10. The image data processing apparatus of claim 9, wherein the image data compensating circuit is configured to decrease the overdriving degree for a corresponding subpixel as a distance between the driving voltage source and the subpixel becomes close.

11. The image data processing apparatus of claim 5, wherein the image data compensating circuit is configured to decrease the overdriving degree as a frame refresh rate becomes higher.

12. The image data processing apparatus of claim 11, wherein:

the memory stores lookup tables for respective frame refresh rates, and

the image data compensating circuit is configured to generate the overdriving image data based on one lookup table selected among the lookup tables based on a predetermined frame refresh rate or to generate the overdriving image data based on two lookup tables selected among the lookup tables by using an interpolation method.

13. An image data processing method comprising:

receiving current frame image data and storing the current frame image data in a memory;

checking a value of a driving variable for driving a display panel and determining an overdriving lookup table based on the value of the driving variable;

determining an overdriving value for the current frame image data by applying, to the overdriving lookup table, previous frame image data and the current frame image data stored in the memory; and

compensating for the current frame image data by using the overdriving value.

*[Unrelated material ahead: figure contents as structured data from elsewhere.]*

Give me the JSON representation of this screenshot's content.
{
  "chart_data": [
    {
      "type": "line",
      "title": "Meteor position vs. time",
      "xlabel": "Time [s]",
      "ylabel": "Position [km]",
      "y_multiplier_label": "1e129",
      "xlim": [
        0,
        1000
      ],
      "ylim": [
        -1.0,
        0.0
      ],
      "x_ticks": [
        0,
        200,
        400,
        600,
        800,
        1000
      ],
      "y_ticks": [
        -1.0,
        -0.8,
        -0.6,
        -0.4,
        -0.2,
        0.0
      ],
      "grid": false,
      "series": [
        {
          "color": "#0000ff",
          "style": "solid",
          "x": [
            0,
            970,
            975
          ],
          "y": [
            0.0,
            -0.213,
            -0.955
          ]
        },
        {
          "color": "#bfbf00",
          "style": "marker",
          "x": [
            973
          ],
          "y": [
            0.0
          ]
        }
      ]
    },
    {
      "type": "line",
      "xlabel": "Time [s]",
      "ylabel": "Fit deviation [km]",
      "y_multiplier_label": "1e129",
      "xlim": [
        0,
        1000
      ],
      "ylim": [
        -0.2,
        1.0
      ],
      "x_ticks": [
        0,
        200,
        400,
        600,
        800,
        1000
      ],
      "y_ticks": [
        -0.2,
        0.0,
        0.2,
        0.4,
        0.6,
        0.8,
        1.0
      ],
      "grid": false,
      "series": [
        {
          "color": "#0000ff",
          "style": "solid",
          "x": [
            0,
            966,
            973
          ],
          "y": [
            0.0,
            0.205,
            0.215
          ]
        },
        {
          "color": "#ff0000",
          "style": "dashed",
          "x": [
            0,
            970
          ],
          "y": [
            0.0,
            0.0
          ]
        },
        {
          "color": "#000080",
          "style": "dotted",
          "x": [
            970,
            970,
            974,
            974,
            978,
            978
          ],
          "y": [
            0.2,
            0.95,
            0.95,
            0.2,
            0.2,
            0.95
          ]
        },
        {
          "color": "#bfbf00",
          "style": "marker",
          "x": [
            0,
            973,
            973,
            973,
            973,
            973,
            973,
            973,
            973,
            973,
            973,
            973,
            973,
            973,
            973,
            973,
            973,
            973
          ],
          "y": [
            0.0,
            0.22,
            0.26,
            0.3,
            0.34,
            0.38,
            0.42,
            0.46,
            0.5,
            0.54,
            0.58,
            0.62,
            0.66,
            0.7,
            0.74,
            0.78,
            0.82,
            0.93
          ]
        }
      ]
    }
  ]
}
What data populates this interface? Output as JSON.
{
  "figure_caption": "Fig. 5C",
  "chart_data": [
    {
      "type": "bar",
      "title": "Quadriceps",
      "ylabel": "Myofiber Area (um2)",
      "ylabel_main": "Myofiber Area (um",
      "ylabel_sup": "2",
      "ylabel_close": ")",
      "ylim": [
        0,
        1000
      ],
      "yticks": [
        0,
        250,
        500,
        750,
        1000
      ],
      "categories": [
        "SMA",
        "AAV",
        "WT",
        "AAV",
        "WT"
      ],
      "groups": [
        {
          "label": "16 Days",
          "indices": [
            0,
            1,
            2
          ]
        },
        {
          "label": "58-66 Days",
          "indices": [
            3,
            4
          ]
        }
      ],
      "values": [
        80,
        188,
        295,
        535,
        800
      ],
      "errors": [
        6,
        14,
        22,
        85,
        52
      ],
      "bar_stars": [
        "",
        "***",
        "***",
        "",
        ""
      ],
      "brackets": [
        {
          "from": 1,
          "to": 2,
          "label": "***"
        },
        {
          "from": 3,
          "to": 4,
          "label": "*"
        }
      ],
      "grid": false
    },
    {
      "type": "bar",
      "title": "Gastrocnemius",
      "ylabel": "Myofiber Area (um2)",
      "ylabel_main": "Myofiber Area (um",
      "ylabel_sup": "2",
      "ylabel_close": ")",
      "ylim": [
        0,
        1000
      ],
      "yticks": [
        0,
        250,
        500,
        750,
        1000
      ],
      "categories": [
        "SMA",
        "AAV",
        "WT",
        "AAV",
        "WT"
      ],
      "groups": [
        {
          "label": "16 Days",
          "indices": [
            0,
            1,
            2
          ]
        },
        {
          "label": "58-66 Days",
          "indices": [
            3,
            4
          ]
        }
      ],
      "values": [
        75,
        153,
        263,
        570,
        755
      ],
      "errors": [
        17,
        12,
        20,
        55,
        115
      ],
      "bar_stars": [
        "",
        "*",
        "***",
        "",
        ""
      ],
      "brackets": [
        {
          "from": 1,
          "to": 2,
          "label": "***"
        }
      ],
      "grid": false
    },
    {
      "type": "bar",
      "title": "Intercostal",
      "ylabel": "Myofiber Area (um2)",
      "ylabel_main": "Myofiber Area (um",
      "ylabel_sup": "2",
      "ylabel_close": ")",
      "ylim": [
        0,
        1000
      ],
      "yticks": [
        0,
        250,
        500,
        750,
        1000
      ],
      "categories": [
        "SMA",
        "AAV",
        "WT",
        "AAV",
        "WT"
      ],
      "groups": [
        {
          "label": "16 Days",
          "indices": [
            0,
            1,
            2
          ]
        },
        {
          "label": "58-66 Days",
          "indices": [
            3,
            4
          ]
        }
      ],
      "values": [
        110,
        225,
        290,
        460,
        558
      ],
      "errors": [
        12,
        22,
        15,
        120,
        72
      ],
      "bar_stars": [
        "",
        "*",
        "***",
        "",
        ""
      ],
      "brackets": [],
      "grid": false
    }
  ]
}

14. The image data processing method of claim 13, wherein the overdriving lookup table is determined for the type of each subpixel.

15. The image data processing method of claim 13, further comprising adjusting the overdriving value based on an adjusted value determined depending on the location of each subpixel before compensating for the current frame image data.

16. The image data processing method of claim 13, further comprising transmitting image data, to which the overdriving value has been applied, to an image data driving apparatus for driving the display panel comprising subpixels, in each of which a self-light emitting element is disposed.

17. The image data processing method of claim 16, wherein:

a driving transistor for adjusting an amount of driving power supplied to the self-light emitting element is disposed in each subpixel of the display panel, wherein the amount of the driving power is adjusted based on a data voltage supplied from the image data driving apparatus to the driving transistor.

18. The image data processing method of claim 17, wherein:

the driving power is supplied from a driving voltage source for supplying a driving voltage,

a level of the driving voltage is adjusted based on a display brightness value (DBV), which is used for adjusting the brightness of the display panel, and

in determining the overdriving lookup table, the overdriving lookup table having a low overdriving value as the level of the driving voltage becomes higher with respect to an identical grayscale value is determined.

19. The image data processing method of claim 13, wherein in determining the overdriving lookup table, the overdriving lookup table having a low overdriving value as a frame refresh rate becomes higher with respect to an identical grayscale value is determined.

20. The image data processing method of claim 13, wherein, in determining the overdriving lookup table, the overdriving lookup table is determined among pre-stored lookup tables or by combining two or more lookup tables based on an interpolation method.